This paper investigates the problem of leaky-private Private Information Retrieval with Side Information (L-PIR-SI), which relaxes the requirement of perfect privacy to achieve improved communication efficiency in the presence of side information. While the capacities of PIR-SI under both $W$-privacy and $(W,S)$-privacy have been partially explored, the impact of controlled information leakage in these settings remains unaddressed.
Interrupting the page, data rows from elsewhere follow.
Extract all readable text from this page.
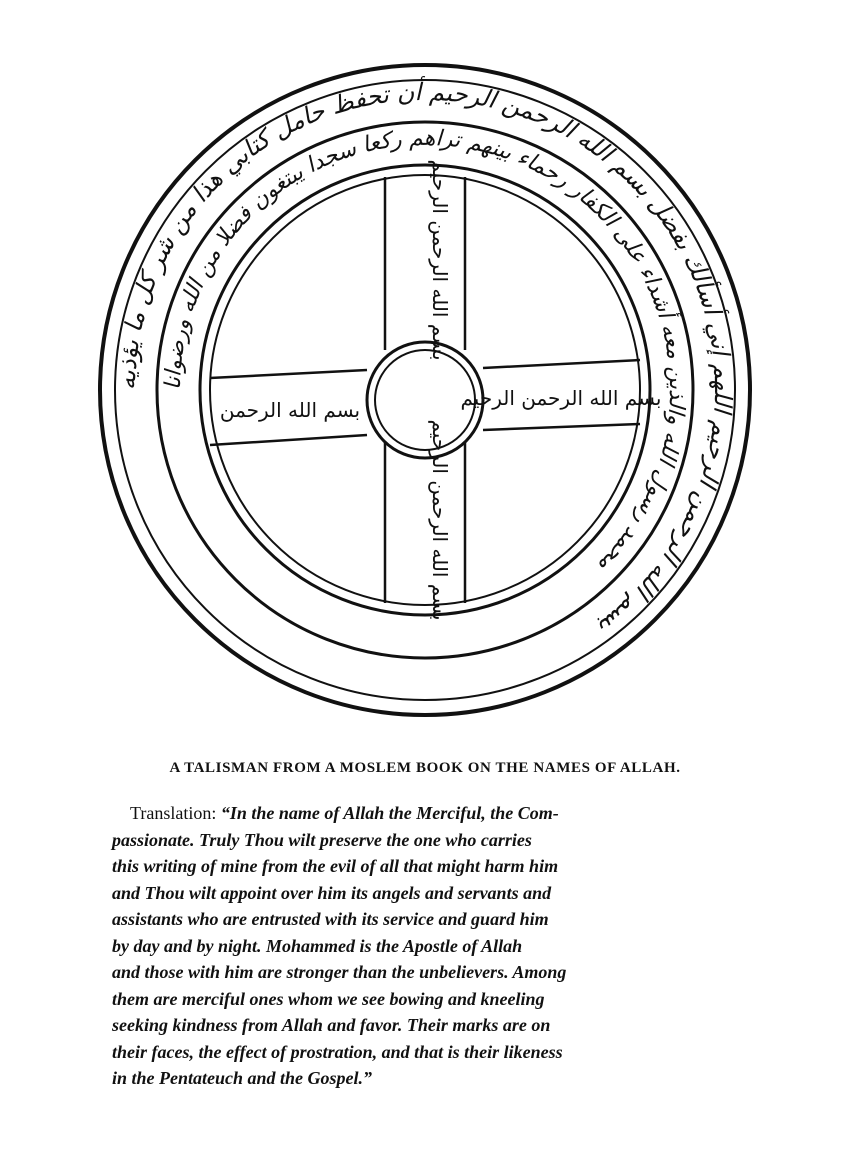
بسم الله الرحمن الرحيم اللهم إني أسألك بفضل بسم الله الرحمن الرحيم أن تحفظ حامل كتابي هذا من شر كل ما يؤذيه
محمد رسول الله والذين معه أشداء على الكفار رحماء بينهم تراهم ركعا سجدا يبتغون فضلا من الله ورضوانا
بسم الله الرحمن الرحيم
بسم الله الرحمن الرحيم
بسم الله الرحمن	بسم الله الرحمن الرحيم
A TALISMAN FROM A MOSLEM BOOK ON THE NAMES OF ALLAH.
Translation: “In the name of Allah the Merciful, the Com-
passionate. Truly Thou wilt preserve the one who carries
this writing of mine from the evil of all that might harm him
and Thou wilt appoint over him its angels and servants and
assistants who are entrusted with its service and guard him
by day and by night. Mohammed is the Apostle of Allah
and those with him are stronger than the unbelievers. Among
them are merciful ones whom we see bowing and kneeling
seeking kindness from Allah and favor. Their marks are on
their faces, the effect of prostration, and that is their likeness
in the Pentateuch and the Gospel.”
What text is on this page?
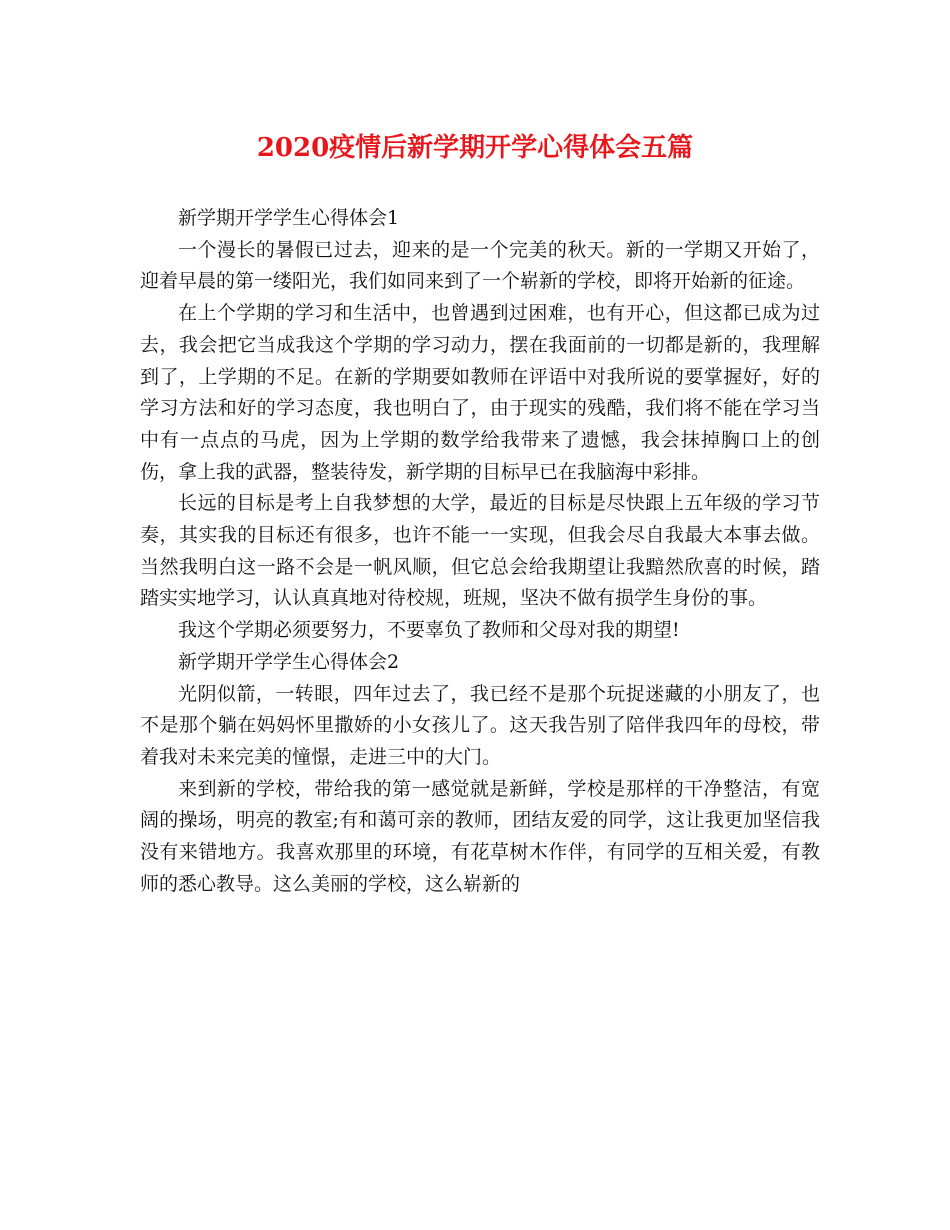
2020疫情后新学期开学心得体会五篇

新学期开学学生心得体会1

一个漫长的暑假已过去，迎来的是一个完美的秋天。新的一学期又开始了，迎着早晨的第一缕阳光，我们如同来到了一个崭新的学校，即将开始新的征途。

在上个学期的学习和生活中，也曾遇到过困难，也有开心，但这都已成为过去，我会把它当成我这个学期的学习动力，摆在我面前的一切都是新的，我理解到了，上学期的不足。在新的学期要如教师在评语中对我所说的要掌握好，好的学习方法和好的学习态度，我也明白了，由于现实的残酷，我们将不能在学习当中有一点点的马虎，因为上学期的数学给我带来了遗憾，我会抹掉胸口上的创伤，拿上我的武器，整装待发，新学期的目标早已在我脑海中彩排。

长远的目标是考上自我梦想的大学，最近的目标是尽快跟上五年级的学习节奏，其实我的目标还有很多，也许不能一一实现，但我会尽自我最大本事去做。当然我明白这一路不会是一帆风顺，但它总会给我期望让我黯然欣喜的时候，踏踏实实地学习，认认真真地对待校规，班规，坚决不做有损学生身份的事。

我这个学期必须要努力，不要辜负了教师和父母对我的期望!

新学期开学学生心得体会2

光阴似箭，一转眼，四年过去了，我已经不是那个玩捉迷藏的小朋友了，也不是那个躺在妈妈怀里撒娇的小女孩儿了。这天我告别了陪伴我四年的母校，带着我对未来完美的憧憬，走进三中的大门。

来到新的学校，带给我的第一感觉就是新鲜，学校是那样的干净整洁，有宽阔的操场，明亮的教室;有和蔼可亲的教师，团结友爱的同学，这让我更加坚信我没有来错地方。我喜欢那里的环境，有花草树木作伴，有同学的互相关爱，有教师的悉心教导。这么美丽的学校，这么崭新的
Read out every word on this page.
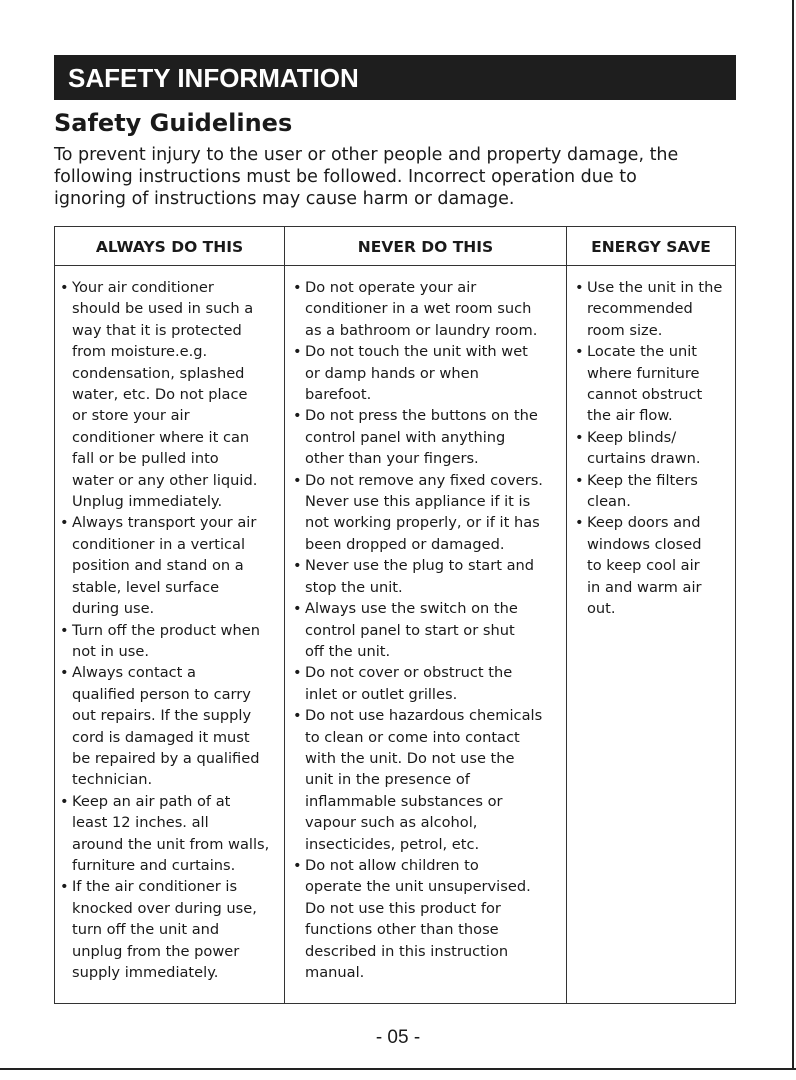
SAFETY INFORMATION
Safety Guidelines
To prevent injury to the user or other people and property damage, the
following instructions must be followed. Incorrect operation due to
ignoring of instructions may cause harm or damage.
ALWAYS DO THIS	NEVER DO THIS	ENERGY SAVE
• Your air conditioner
should be used in such a
way that it is protected
from moisture.e.g.
condensation, splashed
water, etc. Do not place
or store your air
conditioner where it can
fall or be pulled into
water or any other liquid.
Unplug immediately.
• Always transport your air
conditioner in a vertical
position and stand on a
stable, level surface
during use.
• Turn off the product when
not in use.
• Always contact a
qualified person to carry
out repairs. If the supply
cord is damaged it must
be repaired by a qualified
technician.
• Keep an air path of at
least 12 inches. all
around the unit from walls,
furniture and curtains.
• If the air conditioner is
knocked over during use,
turn off the unit and
unplug from the power
supply immediately.
• Do not operate your air
conditioner in a wet room such
as a bathroom or laundry room.
• Do not touch the unit with wet
or damp hands or when
barefoot.
• Do not press the buttons on the
control panel with anything
other than your fingers.
• Do not remove any fixed covers.
Never use this appliance if it is
not working properly, or if it has
been dropped or damaged.
• Never use the plug to start and
stop the unit.
• Always use the switch on the
control panel to start or shut
off the unit.
• Do not cover or obstruct the
inlet or outlet grilles.
• Do not use hazardous chemicals
to clean or come into contact
with the unit. Do not use the
unit in the presence of
inflammable substances or
vapour such as alcohol,
insecticides, petrol, etc.
• Do not allow children to
operate the unit unsupervised.
Do not use this product for
functions other than those
described in this instruction
manual.
• Use the unit in the
recommended
room size.
• Locate the unit
where furniture
cannot obstruct
the air flow.
• Keep blinds/
curtains drawn.
• Keep the filters
clean.
• Keep doors and
windows closed
to keep cool air
in and warm air
out.
- 05 -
We propose a unified probabilistic framework to construct L-PIR-SI schemes where the privacy leakage is quantified by a parameter $\varepsilon$, consistent with differential privacy standards. We characterize the achievable download costs and show that our results generalize several landmark results in the PIR literature: they recover the capacity of PIR-SI when $\varepsilon \to 0$, and reduce to the known bounds for leaky-PIR when side information is absent. This work provides the first look at the trade-offs between leakage, side information, and retrieval efficiency.

翻译：本文研究了带侧信息的泄露式私有信息检索问题，该问题通过放宽完美隐私要求，以在存在侧信息的情况下提升通信效率。尽管在$W$-隐私和$(W,S)$-隐私两种设定下的PIR-SI容量已得到部分探索，但受控信息泄露在这些场景中的影响尚未得到解决。我们提出了一个统一的概率框架来构建L-PIR-SI方案，其中隐私泄露通过参数$\varepsilon$进行量化，该参数与差分隐私标准保持一致。我们刻画了可达的下载成本，并证明我们的结果推广了PIR文献中的若干里程碑结论：当$\varepsilon \to 0$时，结果退化为PIR-SI的容量；当侧信息不存在时，则简化为泄露式PIR的已知界。这项工作首次揭示了泄露程度、侧信息与检索效率之间的权衡关系。